Customer Lifetime Value (CLV)

The Customer Lifetime Value (CLV) is an important business key figure and describes the value a customer has for a company. It refers to both past and future revenues that the customer provides for the company. In (online) marketing, CLV is an important KPI because it is the basis of a marketing strategy that focuses on long-term customer relationships and a good customer experience.

 

The CLV helps to ensure that budgets and resources are used correctly, as it shows whether a customer relationship is profitable and whether the investment in the customer will continue to pay off. After all, it’s not profitable to spend a lot of money just to acquire a new customer, who doesn’t generate revenue.

 

The CLV can be calculated using various methods – the complexity of the calculation differs.
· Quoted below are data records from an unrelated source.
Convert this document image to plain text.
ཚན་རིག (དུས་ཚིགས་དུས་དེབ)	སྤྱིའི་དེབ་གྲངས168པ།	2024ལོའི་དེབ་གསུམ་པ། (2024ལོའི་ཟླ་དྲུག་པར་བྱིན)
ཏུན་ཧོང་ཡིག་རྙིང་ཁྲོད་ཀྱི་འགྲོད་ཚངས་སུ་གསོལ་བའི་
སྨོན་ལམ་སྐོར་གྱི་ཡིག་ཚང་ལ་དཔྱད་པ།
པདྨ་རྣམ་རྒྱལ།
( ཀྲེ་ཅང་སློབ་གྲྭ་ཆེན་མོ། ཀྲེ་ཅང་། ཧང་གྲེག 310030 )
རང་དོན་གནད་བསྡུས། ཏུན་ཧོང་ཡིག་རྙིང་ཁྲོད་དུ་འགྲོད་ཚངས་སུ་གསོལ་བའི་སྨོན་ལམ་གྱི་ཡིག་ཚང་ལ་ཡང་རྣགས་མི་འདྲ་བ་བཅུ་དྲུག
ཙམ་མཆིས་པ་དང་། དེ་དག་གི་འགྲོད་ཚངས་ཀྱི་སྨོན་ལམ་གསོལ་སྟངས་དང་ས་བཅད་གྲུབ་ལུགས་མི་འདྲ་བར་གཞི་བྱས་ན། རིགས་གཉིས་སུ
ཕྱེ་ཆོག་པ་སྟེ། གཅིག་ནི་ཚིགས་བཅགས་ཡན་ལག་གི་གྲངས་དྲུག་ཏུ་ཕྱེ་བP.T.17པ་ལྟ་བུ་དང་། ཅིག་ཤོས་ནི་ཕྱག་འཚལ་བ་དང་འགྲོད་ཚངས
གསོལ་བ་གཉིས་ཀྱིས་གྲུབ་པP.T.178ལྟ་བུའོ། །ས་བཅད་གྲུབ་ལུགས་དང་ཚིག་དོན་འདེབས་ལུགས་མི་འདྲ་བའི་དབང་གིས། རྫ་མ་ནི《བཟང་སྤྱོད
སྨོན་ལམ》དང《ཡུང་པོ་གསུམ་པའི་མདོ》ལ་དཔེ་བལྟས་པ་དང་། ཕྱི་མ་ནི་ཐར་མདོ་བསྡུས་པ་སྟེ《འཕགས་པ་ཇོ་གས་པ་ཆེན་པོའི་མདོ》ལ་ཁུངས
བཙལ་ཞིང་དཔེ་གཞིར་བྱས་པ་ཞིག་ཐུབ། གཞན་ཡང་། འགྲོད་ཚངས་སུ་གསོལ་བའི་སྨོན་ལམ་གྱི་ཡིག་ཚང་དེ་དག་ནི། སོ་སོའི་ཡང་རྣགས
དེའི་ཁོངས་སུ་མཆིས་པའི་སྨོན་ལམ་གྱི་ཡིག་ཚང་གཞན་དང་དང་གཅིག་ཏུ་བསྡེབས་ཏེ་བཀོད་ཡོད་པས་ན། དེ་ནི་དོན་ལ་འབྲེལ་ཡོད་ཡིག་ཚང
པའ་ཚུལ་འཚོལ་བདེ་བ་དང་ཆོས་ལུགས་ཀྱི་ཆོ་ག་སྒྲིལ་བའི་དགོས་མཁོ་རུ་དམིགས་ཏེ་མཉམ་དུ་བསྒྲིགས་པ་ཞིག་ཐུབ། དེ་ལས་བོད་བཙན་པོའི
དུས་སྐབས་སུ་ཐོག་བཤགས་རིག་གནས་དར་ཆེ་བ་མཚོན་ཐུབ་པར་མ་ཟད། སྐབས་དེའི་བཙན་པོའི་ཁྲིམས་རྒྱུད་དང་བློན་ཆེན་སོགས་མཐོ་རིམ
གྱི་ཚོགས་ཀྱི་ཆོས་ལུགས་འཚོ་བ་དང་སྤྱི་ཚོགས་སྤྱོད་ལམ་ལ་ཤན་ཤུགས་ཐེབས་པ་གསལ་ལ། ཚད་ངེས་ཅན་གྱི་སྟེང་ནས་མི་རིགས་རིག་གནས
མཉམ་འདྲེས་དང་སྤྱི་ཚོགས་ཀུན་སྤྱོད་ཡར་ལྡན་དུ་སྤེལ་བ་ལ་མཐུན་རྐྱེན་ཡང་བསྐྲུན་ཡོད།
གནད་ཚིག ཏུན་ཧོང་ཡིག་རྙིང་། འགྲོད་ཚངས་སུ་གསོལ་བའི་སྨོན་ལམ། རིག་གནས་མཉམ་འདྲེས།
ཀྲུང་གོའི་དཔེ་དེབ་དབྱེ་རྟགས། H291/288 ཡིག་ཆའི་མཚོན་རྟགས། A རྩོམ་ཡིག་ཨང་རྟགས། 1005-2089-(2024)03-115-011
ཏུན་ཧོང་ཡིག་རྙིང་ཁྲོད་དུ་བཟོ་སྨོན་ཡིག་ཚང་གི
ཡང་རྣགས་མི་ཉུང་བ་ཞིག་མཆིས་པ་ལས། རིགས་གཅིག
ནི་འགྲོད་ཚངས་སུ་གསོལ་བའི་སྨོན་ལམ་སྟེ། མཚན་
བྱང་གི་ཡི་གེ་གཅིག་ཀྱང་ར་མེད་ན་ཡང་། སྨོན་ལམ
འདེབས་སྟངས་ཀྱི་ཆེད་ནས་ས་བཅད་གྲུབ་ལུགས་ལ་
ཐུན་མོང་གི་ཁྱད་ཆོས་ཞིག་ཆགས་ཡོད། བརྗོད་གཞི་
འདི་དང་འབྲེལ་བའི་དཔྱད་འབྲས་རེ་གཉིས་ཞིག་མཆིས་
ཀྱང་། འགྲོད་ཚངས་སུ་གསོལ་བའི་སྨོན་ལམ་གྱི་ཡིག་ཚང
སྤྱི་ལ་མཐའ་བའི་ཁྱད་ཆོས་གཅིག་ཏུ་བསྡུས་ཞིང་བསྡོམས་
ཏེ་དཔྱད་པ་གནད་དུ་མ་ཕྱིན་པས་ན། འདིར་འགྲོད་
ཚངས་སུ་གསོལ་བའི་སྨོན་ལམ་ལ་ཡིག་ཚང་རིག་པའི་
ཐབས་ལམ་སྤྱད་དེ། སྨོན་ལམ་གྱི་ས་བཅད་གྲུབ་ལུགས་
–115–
For example, the CLV can be calculated using the following key figures:

 

  • The duration of the business relationship with the customer (T)
  • The customer’s expected revenues over the business period (eT)
  • Expected expenses for the company (aT)
  • The calculation interest rate to be applied (i = 1/T)

 

Example:

 

Max Mustermann has been a customer of a hairdressing salon for 8 years and gets his haircut five times a year for 30€. It is assumed that the customer will remain a customer for another 2 years under the same conditions (after that, possibly a change of residence). As a loyal regular customer, he will receive a tube of hair wax for 5€ every time. The additional time invested in the customer as well as proportional electricity and rental costs are set at 10€ per customer visit.

 

From this results:

 

  • T = 10 years
  • eT = 5 * 30€ = 150€ (5 visits per year * 30€ per visit)
  • aT = 5 * 15€ = 75€ (5 visits per year * 15€ per visit)
  • i = 1/10 = 0,1

 

The CLV is now calculated as follows:

 

CLV = T * (eT – aT/ (1 + i)*T) = 681,82€

 

The CLV is therefore 681.82€. Using this key figure, the operator of the hairdressing salon can estimate, for example, how high the investment in this customer may be without losing business.

 

In e-commerce, it is particularly important to have a clear tracking system that can assign a customer’s sales to exactly that customer. In order to work in compliance with data protection, the purchase history and other values must always be processed anonymously.

 

Since the CLV is partly based on estimated values (future sales), in reality this turn out to be smaller or larger than expected. Nevertheless, it is an important approximate value for optimizing budget planning for marketing campaigns.